The biggest priority for the new management team is introducing data management technology for tracking inventory, point-of-sale transactions and customer relations. “Jay and Dan ran it in traditional old-world style. Most of the details were in their heads,” says Yelden. “Things are one step up from hammer and chisel.” They joke with vendors that they’re going to modernize “at least up to the 19th century.” 

In addition to keeping the name, the new owners retained the management and staff.
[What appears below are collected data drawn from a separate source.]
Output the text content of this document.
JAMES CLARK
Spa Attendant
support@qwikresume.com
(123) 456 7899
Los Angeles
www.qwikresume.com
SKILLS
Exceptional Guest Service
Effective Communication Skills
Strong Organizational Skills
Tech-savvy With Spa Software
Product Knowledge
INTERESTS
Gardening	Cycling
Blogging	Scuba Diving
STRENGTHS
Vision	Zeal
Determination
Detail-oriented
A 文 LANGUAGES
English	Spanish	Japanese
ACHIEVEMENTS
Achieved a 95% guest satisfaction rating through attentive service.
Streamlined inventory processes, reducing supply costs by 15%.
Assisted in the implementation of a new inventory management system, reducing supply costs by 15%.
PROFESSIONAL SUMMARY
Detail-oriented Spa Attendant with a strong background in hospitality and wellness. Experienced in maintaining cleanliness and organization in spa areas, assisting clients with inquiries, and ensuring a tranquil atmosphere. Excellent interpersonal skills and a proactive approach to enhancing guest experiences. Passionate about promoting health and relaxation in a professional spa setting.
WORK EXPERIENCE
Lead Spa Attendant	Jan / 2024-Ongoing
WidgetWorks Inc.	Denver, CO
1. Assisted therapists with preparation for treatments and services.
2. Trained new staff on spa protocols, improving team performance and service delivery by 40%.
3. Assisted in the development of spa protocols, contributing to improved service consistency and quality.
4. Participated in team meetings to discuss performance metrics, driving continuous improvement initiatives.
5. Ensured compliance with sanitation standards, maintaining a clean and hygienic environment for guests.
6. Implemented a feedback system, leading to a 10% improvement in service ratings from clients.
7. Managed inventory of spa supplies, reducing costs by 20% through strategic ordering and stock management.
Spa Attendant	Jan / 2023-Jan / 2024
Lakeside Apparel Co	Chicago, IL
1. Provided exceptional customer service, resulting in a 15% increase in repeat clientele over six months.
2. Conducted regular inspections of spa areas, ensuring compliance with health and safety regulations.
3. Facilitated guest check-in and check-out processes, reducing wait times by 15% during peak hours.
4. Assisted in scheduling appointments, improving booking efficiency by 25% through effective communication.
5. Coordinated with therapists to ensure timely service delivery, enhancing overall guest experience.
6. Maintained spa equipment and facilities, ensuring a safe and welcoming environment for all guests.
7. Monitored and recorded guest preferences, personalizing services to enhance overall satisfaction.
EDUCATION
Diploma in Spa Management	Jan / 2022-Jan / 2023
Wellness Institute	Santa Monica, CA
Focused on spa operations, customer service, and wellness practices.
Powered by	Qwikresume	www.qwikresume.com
“They have been in the shop more than a decade each. They know the customers and what they want,” says Jacobs. They are very mindful of providing “personal service,” whether the customer is looking for a $12 pizza wine or a $2,000 burgundy from Domaine de la Romanée-Conti, widely considered one of the world’s greatest wine producers, and among the most expensive. 


The shop has long had “a huge upper-end clientele that chases that kind of stuff,” says Schiering. In the past, just three customers might snap up the shop’s entire five-case allocation of Romanée-Conti, worth about $65,000 wholesale. The profit on that one wine would equal what the store would make from selling 200 mixed cases hand-assembled for the holiday season. 

Grand crew: Seattle’s well-aged wine shops 

McCarthy and Schiering were early and ardent supporters of Northwest wines, too. Customer Tim Kirley recalls being referred to the shop by a friend when he was new to Seattle and looking to stock his wine cellar. Kirley was prepared to write a big check for the white burgundies he and his wife, Megan, had grown fond of while living in London. Schiering told him they certainly could do that but suggested, since he would been out of the country for a while, that Kirley try some (far less expensive) Oregon pinot noirs. Impressed on many levels, Kirley went home and told his wife, “I found an honest wine merchant.” 

In August, the Kirleys hosted a private gathering on the lawn of their Highlands home to celebrate the careers of McCarthy and Schiering, and to introduce the new owners. “This is about family,” Tim Kirley told the crowd of about 80, which included winemakers Ben Smith of Cadence and Will Camarda of Andrew Will. Poor health kept McCarthy from attending, but Schiering recounted the story of the Roederer Champagne opened that inaugural day and announced a surprise. 

Roederer was about to release a new multivintage cuvée called Louis Roederer Collection 242. Few, if any, U.S. consumers had tasted it yet, but they’d managed to procure a case for the event. The number 242 indicates that the youngest vintage in the blend is from Roederer’s 242nd harvest. In the future, the company says, these numbered releases will replace Roederer Brut Premier, marking “the end of an era for Brut Sans Année in Champagne.” It was a fitting way to toast the end of an era at McCarthy & Schiering as well.